The Janus kinase 2 (Jak2)/ signal transducer and activator of transcription 3 (Stat3) pathway is involved in microglia activation and regulation of pain [15]. In addition, the Jak2/Stat3 pathway is also involved in various pathophysiological processes, such as inflammation regulation, and apoptosis, and has become a hotspot in the field of cytokine research [16]. When the Jak2/Stat3 pathway was inhibited, the inflammatory response mediated by microglia was attenuated and thus inflammatory pain would be alleviated [17]. Some studies have shown that exercise training can modulate the Jak2/Stat3 pathway. For example, in a rat model of myocardial infarction, exercise improved myocardial infarct size and fibrosis via Jak2/Stat3 [18]. In a mouse model of asthma, aerobic exercise participated in the regulation of airway inflammation through the Jak2/Stat3 signaling pathway, remodeling the effect of airway hyperresponsiveness [19]. Endurance exercise also increased the expression of Jak2 and Stat3 in the hypothalamus, thereby activating leptin signaling [20]. However, whether HIIT could promotes pheno-typic transformations of microglia through Jak2/Stat3 has not been elucidated.

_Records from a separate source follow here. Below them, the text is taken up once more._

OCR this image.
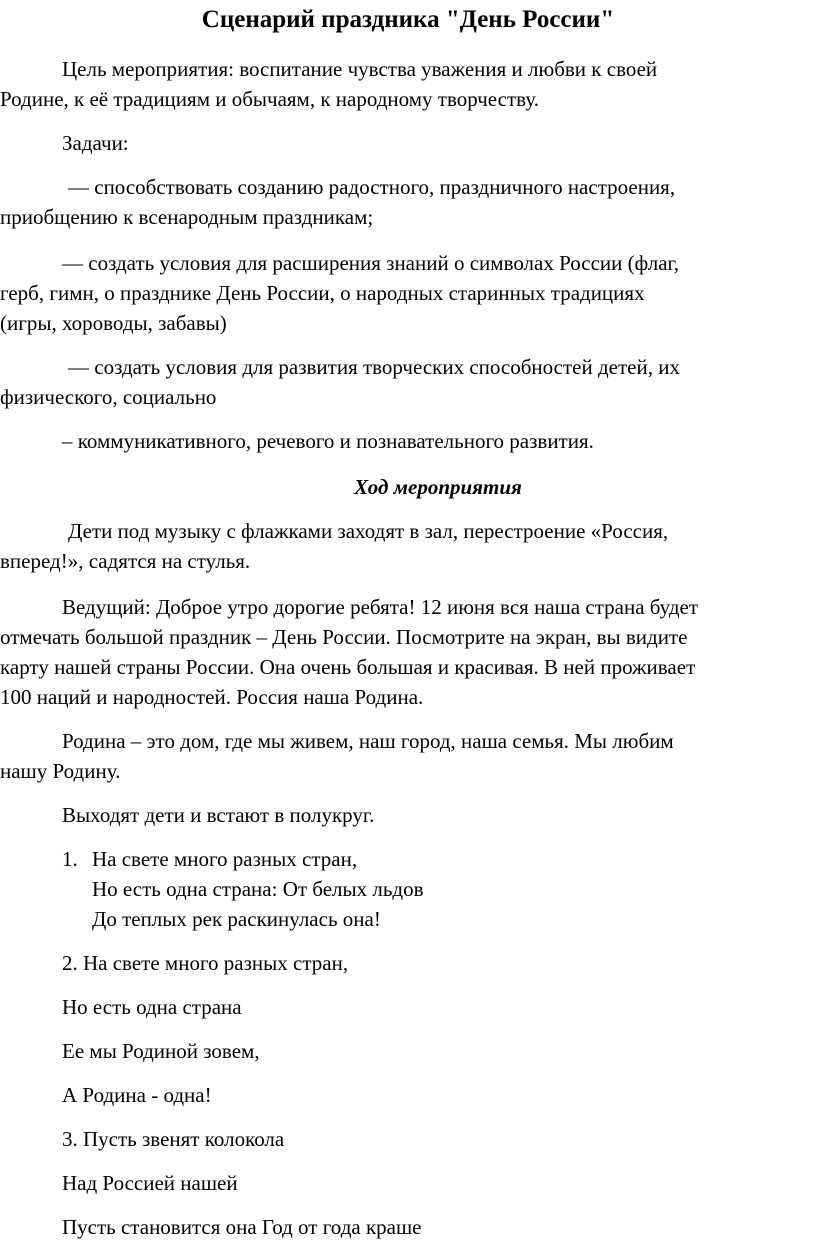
Сценарий праздника "День России"
Цель мероприятия: воспитание чувства уважения и любви к своей
Родине, к её традициям и обычаям, к народному творчеству.
Задачи:
— способствовать созданию радостного, праздничного настроения,
приобщению к всенародным праздникам;
— создать условия для расширения знаний о символах России (флаг,
герб, гимн, о празднике День России, о народных старинных традициях
(игры, хороводы, забавы)
— создать условия для развития творческих способностей детей, их
физического, социально
– коммуникативного, речевого и познавательного развития.
Ход мероприятия
Дети под музыку с флажками заходят в зал, перестроение «Россия,
вперед!», садятся на стулья.
Ведущий: Доброе утро дорогие ребята! 12 июня вся наша страна будет
отмечать большой праздник – День России. Посмотрите на экран, вы видите
карту нашей страны России. Она очень большая и красивая. В ней проживает
100 наций и народностей. Россия наша Родина.
Родина – это дом, где мы живем, наш город, наша семья. Мы любим
нашу Родину.
Выходят дети и встают в полукруг.
1. На свете много разных стран,
Но есть одна страна: От белых льдов
До теплых рек раскинулась она!
2. На свете много разных стран,
Но есть одна страна
Ее мы Родиной зовем,
А Родина - одна!
3. Пусть звенят колокола
Над Россией нашей
Пусть становится она Год от года краше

Osteoarthritis (OA)-associated inflammatory responses are mediated not just by cartilage degeneration but also by the activation of microglia within the CNS, as an increasing body of evidence suggests [4, 21-23]. In our study, we developed an OA model to investigate whether HIIT could mitigate inflammation by inducing phenotypic shifts in microglia through the Jak2/Stat3 signaling pathway.